Unfortunately, most cities do not take this approach.
“The problem is that economic development professionals have naked self-interest,” economist and author Michael Shuman told me when I asked him about this later. “Bringing one big [corporate] player to town makes page-one news; it’s good for their career and for the politicians they serve. The fact that it has nothing to do with the economic vitality of the community is irrelevant.”
It gets worse. We need to realize that much of what is traditionally considered “economic development” undermines the local economy, Shuman said. These approaches take tax money from all of us, including small and medium-sized business owners, and give it to big corporations in the form of subsidies and tax breaks. This undermines job creation, since small and medium-sized businesses—not giant transnational corporations—create two thirds of all new jobs in the United States.1
Likewise, subsidies to big coal, big oil, big cattle, big agribusiness, and other extractive industries all tip the balance against small and medium-sized, locally rooted businesses. Because big companies exert outsized influence in government, subsidies for the extractive economy continue at the national and local levels, and as they do, they undermine the local economy, ecological sustainability, and community stability.

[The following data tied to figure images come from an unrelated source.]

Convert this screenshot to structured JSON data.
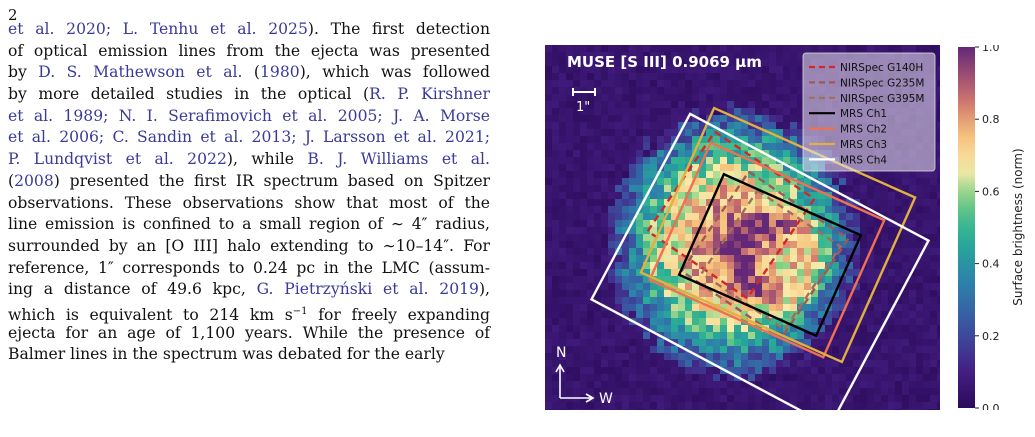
{
  "page": {
    "number": "2"
  },
  "text_lines": [
    [
      {
        "t": "et al. 2020; L. Tenhu et al. 2025",
        "c": true
      },
      {
        "t": "). The first detection",
        "c": false
      }
    ],
    [
      {
        "t": "of optical emission lines from the ejecta was presented",
        "c": false
      }
    ],
    [
      {
        "t": "by ",
        "c": false
      },
      {
        "t": "D. S. Mathewson et al.",
        "c": true
      },
      {
        "t": " (",
        "c": false
      },
      {
        "t": "1980",
        "c": true
      },
      {
        "t": "), which was followed",
        "c": false
      }
    ],
    [
      {
        "t": "by more detailed studies in the optical (",
        "c": false
      },
      {
        "t": "R. P. Kirshner",
        "c": true
      }
    ],
    [
      {
        "t": "et al. 1989; N. I. Serafimovich et al. 2005; J. A. Morse",
        "c": true
      }
    ],
    [
      {
        "t": "et al. 2006; C. Sandin et al. 2013; J. Larsson et al. 2021;",
        "c": true
      }
    ],
    [
      {
        "t": "P. Lundqvist et al. 2022",
        "c": true
      },
      {
        "t": "), while ",
        "c": false
      },
      {
        "t": "B. J. Williams et al.",
        "c": true
      }
    ],
    [
      {
        "t": "(",
        "c": false
      },
      {
        "t": "2008",
        "c": true
      },
      {
        "t": ") presented the first IR spectrum based on Spitzer",
        "c": false
      }
    ],
    [
      {
        "t": "observations. These observations show that most of the",
        "c": false
      }
    ],
    [
      {
        "t": "line emission is confined to a small region of ∼ 4″ radius,",
        "c": false
      }
    ],
    [
      {
        "t": "surrounded by an [O III] halo extending to ∼10–14″. For",
        "c": false
      }
    ],
    [
      {
        "t": "reference, 1″ corresponds to 0.24 pc in the LMC (assum-",
        "c": false
      }
    ],
    [
      {
        "t": "ing a distance of 49.6 kpc, ",
        "c": false
      },
      {
        "t": "G. Pietrzyński et al. 2019",
        "c": true
      },
      {
        "t": "),",
        "c": false
      }
    ],
    [
      {
        "t": "which is equivalent to 214 km s",
        "c": false
      },
      {
        "t": "−1",
        "c": false,
        "sup": true
      },
      {
        "t": " for freely expanding",
        "c": false
      }
    ],
    [
      {
        "t": "ejecta for an age of 1,100 years. While the presence of",
        "c": false
      }
    ],
    [
      {
        "t": "Balmer lines in the spectrum was debated for the early",
        "c": false
      }
    ]
  ],
  "figure": {
    "title": "MUSE [S III] 0.9069 µm",
    "scale_bar_label": "1\"",
    "compass_north": "N",
    "compass_west": "W",
    "legend": [
      {
        "label": "NIRSpec G140H",
        "color": "#d62728",
        "dash": true
      },
      {
        "label": "NIRSpec G235M",
        "color": "#9a5a5a",
        "dash": true
      },
      {
        "label": "NIRSpec G395M",
        "color": "#a0705a",
        "dash": true
      },
      {
        "label": "MRS Ch1",
        "color": "#000000",
        "dash": false
      },
      {
        "label": "MRS Ch2",
        "color": "#f07050",
        "dash": false
      },
      {
        "label": "MRS Ch3",
        "color": "#e0b040",
        "dash": false
      },
      {
        "label": "MRS Ch4",
        "color": "#ffffff",
        "dash": false
      }
    ],
    "colorbar": {
      "label": "Surface brightness (norm)",
      "ticks": [
        "0.0",
        "0.2",
        "0.4",
        "0.6",
        "0.8",
        "1.0"
      ]
    }
  }
}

The outcome of this lopsided power is evident in all parts of our lives. Deregulated Wall Street banks bet recklessly on the mortgage industry and millions lose their homes and, in many cases, their entire net worth. Exxon lies about climate-change science and spends millions to promote those lies, and action on the climate crisis is delayed by decades. BP pollutes the Gulf of Mexico with a giant oil spill. Massey Energy blows up mountaintops. Companies close their factory doors to move to nonunion states where wages are low, and then close those factories to move abroad to where wages are even lower. Furthermore, these companies and their wealthy executives use their lopsided power to win tax cuts for themselves and impose austerity budgets for everyone else. Local governments find themselves in budget crises, unable to maintain basic services, much less to help the poor get a fresh start when their homes and jobs are taken away.
Bringing our economies home is one of the most important ways to restore democracy and to bring vitality, ecological sustainability, and self-determination to our communities.
Americans get it. Two thirds of them (67 percent, according to a 2015 Gallup poll2) have confidence in small business—the highest percentage for any U.S. institution except the military. Big business and banks, in contrast, are trusted by only 21 percent of Americans.3
What is less clear is how to bring economic power home.